Moreover, insomuch as it is an intimate interaction which violates norms of personal space, patients are permitting it ONLY SO physicians can get useful information out of it.  If it is not for the benefit of the patient, but rather a ritual that a physician performs to honor his forebears or the history of his profession, it could easily be argued from the Kantian perspective to be unethical:  the physician is using the patient as a means to another end rather than as an end themselves.

And that segues to one of several corollaries of this misguided focus on the PE.  The PE, especially the daily PE, I would argue is HARMFUL.  It is harmful because performing it represents an opportunity cost that cannot be ignored or discounted in the calculus of patient care.  There is only so much time to spend, and time spent on one thing means less or no time spent on another.  Not to mention the whole issue of fomites, perhaps the most notorious of which is another relic of the past, the great white coat.

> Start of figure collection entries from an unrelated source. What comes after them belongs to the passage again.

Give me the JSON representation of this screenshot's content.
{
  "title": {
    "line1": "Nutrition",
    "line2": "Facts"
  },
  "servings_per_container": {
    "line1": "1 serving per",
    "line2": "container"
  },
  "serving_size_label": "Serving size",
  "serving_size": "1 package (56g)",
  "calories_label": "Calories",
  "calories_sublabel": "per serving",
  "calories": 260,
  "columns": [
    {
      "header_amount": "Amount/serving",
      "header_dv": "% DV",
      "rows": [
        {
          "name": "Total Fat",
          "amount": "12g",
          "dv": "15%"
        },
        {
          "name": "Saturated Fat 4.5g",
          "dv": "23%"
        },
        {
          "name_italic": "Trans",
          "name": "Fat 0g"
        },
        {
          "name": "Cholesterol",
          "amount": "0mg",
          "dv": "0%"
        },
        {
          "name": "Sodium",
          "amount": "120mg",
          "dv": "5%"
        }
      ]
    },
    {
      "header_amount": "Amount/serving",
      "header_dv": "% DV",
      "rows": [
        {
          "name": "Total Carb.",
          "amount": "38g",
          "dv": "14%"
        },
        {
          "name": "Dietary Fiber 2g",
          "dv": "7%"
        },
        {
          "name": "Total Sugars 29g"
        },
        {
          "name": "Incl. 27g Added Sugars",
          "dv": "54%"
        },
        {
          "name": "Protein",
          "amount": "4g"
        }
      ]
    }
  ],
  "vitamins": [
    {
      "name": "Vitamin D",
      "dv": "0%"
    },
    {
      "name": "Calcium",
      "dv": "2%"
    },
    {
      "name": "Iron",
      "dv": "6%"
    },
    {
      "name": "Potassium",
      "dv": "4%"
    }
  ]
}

Another corollary is that prior probabilities do not inform the routine exam (which itself often has uninformative likelihood ratios).  Thus, negative results on examination do not rule out conditions for which there should be concern based on priors, and positive results on exam are wont to lead to unnecessary follow-up testing due to low positive predictive value.  It is very interesting to me that we discourage low prior CT scans to prevent discovery of incidentalomas and subsequent cascades of wasteful testing, but we could care less whether the PE leads to the same cascades.  But it does.  The patient is on bedrest (but shouldn't be.)  We sit him up and hear rales.  We get a chest x-ray.  There's a retrocardiac opacity.  Antibiotics are started.  C. difficile results.   We were treating atelectasis with antibiotics and we caused harm.  An alternative approach would be to get the patient off bedrest and ambulatory.  If he's on room air and remains afebrile with no cough and symptoms, no further investigations are warranted.  Not even auscultation of the chest.

Perhaps the most disconcerting thing is that these antiquated notions of the importance of PE have been incorporated into billing and documentation requirements.  There is no requirement to demonstrate that you thought like a physician, that you used your knowledge base and skill set to efficiently diagnose and treat the presenting problem, that you considered prior probabilities or performed any other effortful mental activities.  But you must listen to the heart and lungs if you want to get paid for the encounter.

Nostalgic doctors are at liberty to hanker ruefully for those halcyon days before CT scans, echocardiograms, and MRI machines (and before angioplasty, ACE inhibitors, aspirin, and every other contemporaneous treatment).  But to indulge this wistful nostalgia, I suggest writing a book or teaching a course on the history of medicine, rather than promulgating an outmoded way of practicing.

1 comment:

  1. I agree with the majority of this, but out of curiosity, what percentage of your encounters really require a physical examination for billing purposes? I'm assuming that a majority you are billing critical care time, and for those with 9923x visit codes you do not need the exam if you have adequate history and decision making (though with templates EMR notes, it is MUCH easier to document a detailed physical exam than it is to document a detailed history of present illness!).